Flat UI

Tiny bits
bitmaker
Published in
2 min readJul 16, 2013

With the unveiling of ios7, Apple has embraced the flat UI design. Google and Microsoft’s Windows 8 were already ahead, but it is never a real design evolution if Apple doesn’t recognise it. Well, now it is.

ios7_01-300x260

Shadows and glares

When I started working, web 2.0 UI was the trend, shadows, shiny glares and bubbles were very popular. This was the technique used to help users recognise a clickable element. People weren’t accustomed to interact with digital interfaces so everything needed to be very intuitive. In come huge drop shadows and shiny buttons designed to resemble real-life buttons, this is known as digital skeuomorphic design, where digital elements are designed to resemble real-word objects.

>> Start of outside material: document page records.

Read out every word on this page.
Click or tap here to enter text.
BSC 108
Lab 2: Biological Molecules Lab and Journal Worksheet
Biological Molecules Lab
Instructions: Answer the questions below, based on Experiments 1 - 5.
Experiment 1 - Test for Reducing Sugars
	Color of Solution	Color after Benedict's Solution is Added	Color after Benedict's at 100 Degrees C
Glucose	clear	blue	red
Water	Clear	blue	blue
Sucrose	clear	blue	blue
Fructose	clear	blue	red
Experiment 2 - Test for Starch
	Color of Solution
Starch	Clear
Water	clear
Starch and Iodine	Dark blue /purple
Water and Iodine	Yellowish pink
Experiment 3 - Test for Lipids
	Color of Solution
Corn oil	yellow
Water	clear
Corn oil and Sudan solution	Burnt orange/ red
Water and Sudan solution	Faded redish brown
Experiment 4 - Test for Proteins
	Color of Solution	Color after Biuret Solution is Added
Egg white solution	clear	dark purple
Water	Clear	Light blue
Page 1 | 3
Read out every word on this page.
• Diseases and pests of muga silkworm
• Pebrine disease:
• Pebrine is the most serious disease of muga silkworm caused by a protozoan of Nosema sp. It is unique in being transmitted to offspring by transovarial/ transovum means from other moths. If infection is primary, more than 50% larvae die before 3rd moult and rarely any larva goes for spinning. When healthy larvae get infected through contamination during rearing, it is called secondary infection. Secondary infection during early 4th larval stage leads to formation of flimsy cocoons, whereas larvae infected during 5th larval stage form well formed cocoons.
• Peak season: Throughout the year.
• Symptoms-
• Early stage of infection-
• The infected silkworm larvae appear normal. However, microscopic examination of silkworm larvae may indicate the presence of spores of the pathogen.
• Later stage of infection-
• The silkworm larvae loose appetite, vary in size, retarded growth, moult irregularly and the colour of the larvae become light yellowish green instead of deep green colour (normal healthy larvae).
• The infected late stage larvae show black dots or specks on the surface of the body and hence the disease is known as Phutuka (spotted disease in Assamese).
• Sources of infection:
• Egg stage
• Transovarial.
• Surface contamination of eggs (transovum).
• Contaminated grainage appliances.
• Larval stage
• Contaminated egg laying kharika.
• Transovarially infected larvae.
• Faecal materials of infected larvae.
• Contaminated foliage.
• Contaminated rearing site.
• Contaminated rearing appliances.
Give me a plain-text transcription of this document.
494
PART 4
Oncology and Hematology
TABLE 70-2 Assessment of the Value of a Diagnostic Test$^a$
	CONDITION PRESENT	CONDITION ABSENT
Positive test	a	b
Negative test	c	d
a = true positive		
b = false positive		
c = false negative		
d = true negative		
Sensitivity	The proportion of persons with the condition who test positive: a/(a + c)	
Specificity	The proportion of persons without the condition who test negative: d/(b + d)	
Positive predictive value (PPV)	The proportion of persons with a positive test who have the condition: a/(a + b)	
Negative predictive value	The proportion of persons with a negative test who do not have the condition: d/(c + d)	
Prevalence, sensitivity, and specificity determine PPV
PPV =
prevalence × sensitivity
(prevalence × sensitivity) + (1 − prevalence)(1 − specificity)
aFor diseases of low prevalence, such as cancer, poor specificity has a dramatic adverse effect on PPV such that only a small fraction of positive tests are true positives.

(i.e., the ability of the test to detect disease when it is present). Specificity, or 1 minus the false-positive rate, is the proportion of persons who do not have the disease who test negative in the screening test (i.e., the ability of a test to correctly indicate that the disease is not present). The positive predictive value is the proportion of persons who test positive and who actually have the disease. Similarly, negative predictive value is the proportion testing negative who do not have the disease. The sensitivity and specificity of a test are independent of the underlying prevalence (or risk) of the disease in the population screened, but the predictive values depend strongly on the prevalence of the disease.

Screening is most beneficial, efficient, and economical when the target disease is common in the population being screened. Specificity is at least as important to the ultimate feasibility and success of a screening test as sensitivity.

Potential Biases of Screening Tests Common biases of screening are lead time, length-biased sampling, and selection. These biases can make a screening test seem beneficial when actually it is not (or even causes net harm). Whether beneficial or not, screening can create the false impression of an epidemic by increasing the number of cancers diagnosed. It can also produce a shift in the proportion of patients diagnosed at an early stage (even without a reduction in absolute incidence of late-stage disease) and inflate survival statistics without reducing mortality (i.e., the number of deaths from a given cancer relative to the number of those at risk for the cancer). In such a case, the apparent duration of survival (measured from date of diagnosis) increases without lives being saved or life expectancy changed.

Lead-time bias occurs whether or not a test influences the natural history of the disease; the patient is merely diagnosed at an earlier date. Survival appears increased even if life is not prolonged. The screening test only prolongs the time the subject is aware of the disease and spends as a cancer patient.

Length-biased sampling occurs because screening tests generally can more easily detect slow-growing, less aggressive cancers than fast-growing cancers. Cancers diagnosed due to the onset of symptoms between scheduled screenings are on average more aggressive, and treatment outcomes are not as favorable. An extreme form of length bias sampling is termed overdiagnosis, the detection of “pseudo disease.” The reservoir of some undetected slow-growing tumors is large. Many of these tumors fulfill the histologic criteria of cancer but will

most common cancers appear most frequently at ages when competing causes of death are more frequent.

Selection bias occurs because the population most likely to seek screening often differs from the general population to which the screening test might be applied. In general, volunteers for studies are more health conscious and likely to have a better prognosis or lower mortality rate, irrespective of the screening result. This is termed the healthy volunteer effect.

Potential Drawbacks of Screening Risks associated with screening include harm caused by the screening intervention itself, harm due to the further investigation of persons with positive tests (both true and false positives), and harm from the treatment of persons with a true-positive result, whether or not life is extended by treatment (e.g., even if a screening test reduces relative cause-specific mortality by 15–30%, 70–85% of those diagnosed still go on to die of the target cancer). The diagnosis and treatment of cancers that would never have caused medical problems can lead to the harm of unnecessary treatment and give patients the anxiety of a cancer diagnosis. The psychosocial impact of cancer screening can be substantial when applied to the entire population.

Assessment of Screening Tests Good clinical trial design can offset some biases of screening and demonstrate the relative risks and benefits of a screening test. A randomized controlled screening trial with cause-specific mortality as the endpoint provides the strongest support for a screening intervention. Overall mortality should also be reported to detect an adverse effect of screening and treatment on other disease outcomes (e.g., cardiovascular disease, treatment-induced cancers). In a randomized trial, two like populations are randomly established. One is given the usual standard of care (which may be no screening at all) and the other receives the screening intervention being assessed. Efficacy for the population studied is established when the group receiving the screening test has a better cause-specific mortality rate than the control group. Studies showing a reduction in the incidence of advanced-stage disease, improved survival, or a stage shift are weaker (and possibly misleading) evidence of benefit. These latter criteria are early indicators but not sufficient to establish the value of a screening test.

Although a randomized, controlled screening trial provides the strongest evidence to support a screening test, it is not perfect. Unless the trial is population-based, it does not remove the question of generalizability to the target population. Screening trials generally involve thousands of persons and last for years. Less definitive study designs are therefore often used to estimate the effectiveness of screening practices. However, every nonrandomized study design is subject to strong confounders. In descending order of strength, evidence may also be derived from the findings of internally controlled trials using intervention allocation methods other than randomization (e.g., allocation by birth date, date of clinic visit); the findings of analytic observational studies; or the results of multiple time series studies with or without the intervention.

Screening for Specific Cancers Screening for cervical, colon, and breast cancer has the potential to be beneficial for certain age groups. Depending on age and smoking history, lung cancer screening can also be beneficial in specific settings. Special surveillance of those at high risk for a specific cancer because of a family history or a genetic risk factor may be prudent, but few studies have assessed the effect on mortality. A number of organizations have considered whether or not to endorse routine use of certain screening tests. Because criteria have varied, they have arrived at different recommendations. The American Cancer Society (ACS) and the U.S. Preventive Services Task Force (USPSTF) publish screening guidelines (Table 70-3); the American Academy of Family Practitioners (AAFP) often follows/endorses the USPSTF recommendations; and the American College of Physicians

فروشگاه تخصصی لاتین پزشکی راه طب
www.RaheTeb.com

Apple was a big fan of digital skeuomorphic design: bookshelves with wood texture, calendars with leather stitching, paper textured notes and so on. Skeuomorphism was a technique already established in software UI, such as folders to store documents, screwdrivers and hammers as tools, an envelope as email, you all know what I’m talking about.

What does this button do?

Now that using an interactive device is part of everyone’s life, these visual cues are no longer necessary. If you are faced with a square box with the word search you know what it does and how to use it. Familiarity with digital interfaces has allowed designers to create simpler and more useful interfaces and users will recognise a clickable button even if it doesn’t look like a real-life button. So, instead of using faux leather textures and gradient filled shiny icons, ios7 is clean and simple.

However, Apple’s approach to the new ios7 interface is not only flat but it evolves the concept of depth with the use of translucency and layers. Of course they had to go further.